What Are Toes-to-Bar?
There are two different types of toes-to-bar: strict and kipping.
Strict toes-to-bar: Keeping the lats engaged while pressing down on the bar, you focus on tucking your pelvis under and using your lower abs to drive your feet up to the bar. Strict is an excellent way to build overall body strength, from your core to your grip.
Kipping toes-to-bar: Kipping toes-to-bar is the same concept of the strict, but you are adding in a kipping motion to help give yourself momentum to get your feet to the bar. This puts you in a steady flow. Kipping adds speeds and tends to use more energy.
There are many benefits to doing toes-to-bar or some toes-to-bar variation. The complete movement requires you to use a considerable amount of muscle strength, control, and coordination. It improves your grip, shoulder, and back durability. Not only does it help build more of a solid base of support for our larger muscles, but it also carries over to our hip flexors, obliques, and upper/lower abs.
How Do You Do Toes-to-Bar?
The toes-to-bar exercise starts with two prominent positions – the hollow body hold and the bow/superman hold. Once you master these two positions on the floor, you can then bring them to the bar.

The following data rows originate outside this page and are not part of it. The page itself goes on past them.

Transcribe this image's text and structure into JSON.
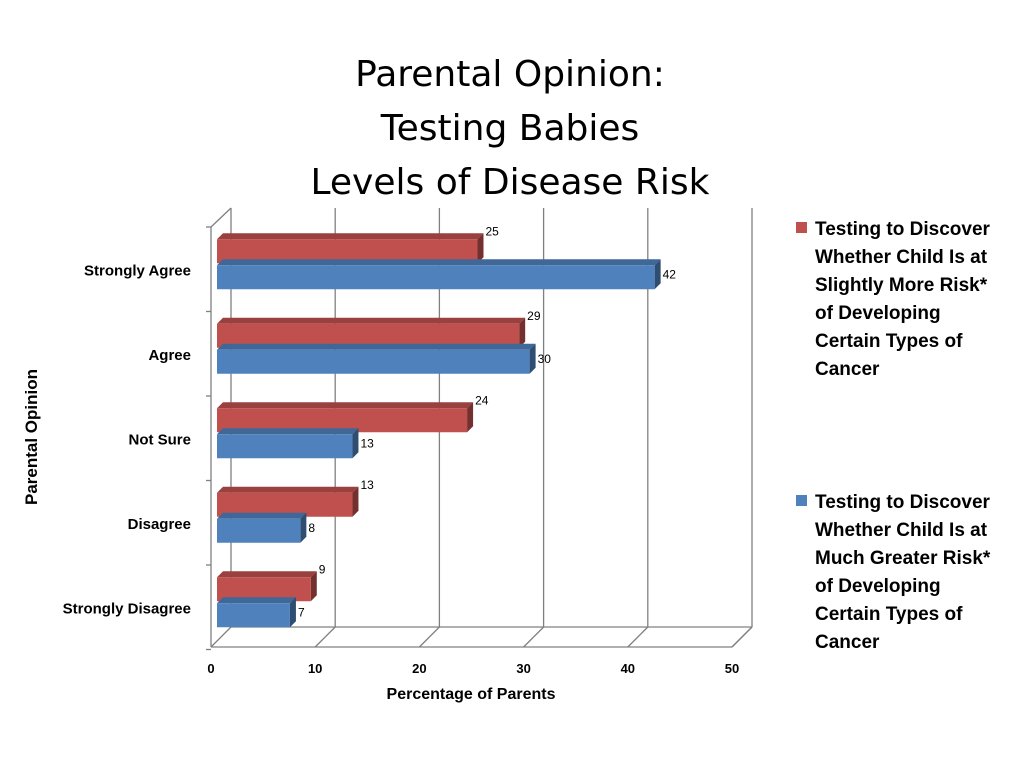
{
  "chart_data": {
    "type": "bar",
    "orientation": "horizontal",
    "title_lines": [
      "Parental Opinion:",
      "Testing Babies",
      "Levels of Disease Risk"
    ],
    "xlabel": "Percentage of Parents",
    "ylabel": "Parental Opinion",
    "categories": [
      "Strongly Agree",
      "Agree",
      "Not Sure",
      "Disagree",
      "Strongly Disagree"
    ],
    "xlim": [
      0,
      50
    ],
    "xticks": [
      "0",
      "10",
      "20",
      "30",
      "40",
      "50"
    ],
    "grid": true,
    "legend_position": "right",
    "series": [
      {
        "name": "Testing to Discover Whether Child Is at Slightly More Risk* of Developing Certain Types of Cancer",
        "legend_lines": [
          "Testing to Discover",
          "Whether Child Is at",
          "Slightly More Risk*",
          "of Developing",
          "Certain Types of",
          "Cancer"
        ],
        "color": "#c0504d",
        "values": [
          25,
          29,
          24,
          13,
          9
        ]
      },
      {
        "name": "Testing to Discover Whether Child Is at Much Greater Risk* of Developing Certain Types of Cancer",
        "legend_lines": [
          "Testing to Discover",
          "Whether Child Is at",
          "Much Greater Risk*",
          "of Developing",
          "Certain Types of",
          "Cancer"
        ],
        "color": "#4f81bd",
        "values": [
          42,
          30,
          13,
          8,
          7
        ]
      }
    ]
  }
}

Don’t quite have toes to bar well enough to use them in a workout for time? Tear your hands or fatigue your grip so that toes to bar are not an option today? There are so many different variations of the toes to bar that you can use as a modification. Here are some modifications you can try:
Make sure your quads are prepped for this! This type of toes-to-bar makes for a quick cycle time but uses a ton of lat engagement. So, for workouts that are fast and are lower in toes-to-bar volume, try out this option.
This swing allows an athlete to keep their straight leg for the majority of the swing but will transition to a short ‘flick’ to kick the toes to the bar. This is an excellent option if an athlete has good hamstring flexibility and wants to move through the toes-to-bar as quickly as possible, without fatiguing the lats as soon as a knees-to-armpits style swing would.
Take it to the floor
You can take it to the floor and do V-ups, tuck-ups, or straight-legged sit-ups. Keep it as challenging as you can manage to move through. Usually a 1:1 or 2:1 ratio for subbing in the movement: Toes-to-Bar.

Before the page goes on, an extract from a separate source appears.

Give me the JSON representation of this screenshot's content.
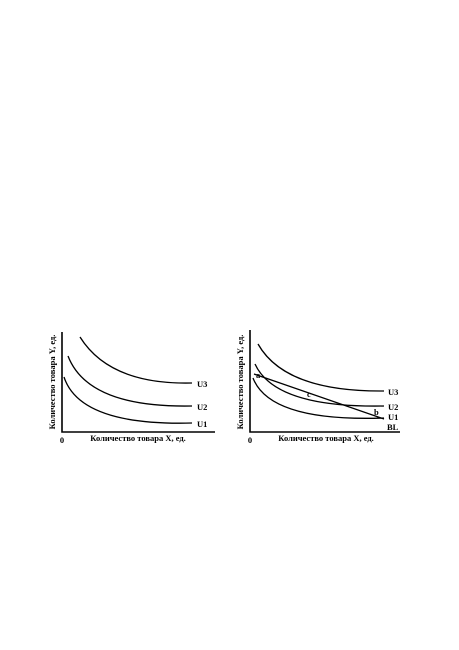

Sometimes the neutral hand position and the give of the straps is just what you need to get those feet up there for the tap. Give these a try for something a little different!
Hanging Knee Raises
These are an excellent option for those with the grip endurance who want to practice their kip swing but can’t quite get their toes to the bar, or for when touching them to the bar throws you offbeat in a timed workout. All parts of the movement remain the same except the toe kick, so they are a great way to practice and still get a great workout stimulus.
Knees-to-Chest or Elbows
These are another excellent option for those with the grip endurance who want to practice their kip swing but can’t quite get their toes to the bar, or for when touching them to the bar throws you offbeat in a timed workout. All parts of the movement remain the same except the toe kick, so they are a great way to practice and still get a great workout stimulus!
No matter which option you choose, look at the stimulus of the workout, and try to pick one that goes with it for the day. All of them are good for you and are going to benefit you in one way or another!
Toes-to-Bar Strategies for Workouts
You don’t have to be a gymnast to be good at toes-to-bar. It’s about playing your own game and knowing what you as an athlete are capable of. In any workouts, but especially competitive workouts like the Open, you want to have a plan on how to keep yourself moving continuously throughout the workout to achieve the highest possible score.
Here are a few different strategies you can use for toes-to-bar. Test them out to see which ones help you move the fastest and most efficiently throughout the workout.
1) Quick Sets with Short Rests
A quick set is different from athlete to athlete but what it means, no matter the rep scheme you use, is that you can knock it out and jump right back up into the next set with only a short rest in between. You know yourself best, so whether it’s sets of 8, 4, 2, have a number in your head for your sets that you know you can hit every time you reach for the bar. Clustering your reps this way is always better than doing a big set and staring at the bar for 20 seconds before you go again because, over the course of the set, you will spend less time on this station.
There is absolutely nothing wrong with going to quick singles on any movement, toes-to-bar included. You would be surprised at how fast you can push through them as well as conserve energy. Whether it’s saving your lungs, grip, or just resting time in between, singles should always be something you can fall back on if your strategy from the start doesn’t go as planned. If you go with this strategy, YOU MUST get back on the bar right away for your next rep – rests should be only a second, maybe two.
3) Never Go to Failure
Toes-to-bar is one of those movements that when they go, they go. Stay in your lane, focus on you, and push yourself to your athletic abilities – not to the skills of those around you. The last thing you want to do is burn out because that makes it harder, if not impossible, to get back up on the bar. Smart sets lead to a high performance so never push your set to the point of failing a rep or losing your kip rhythm.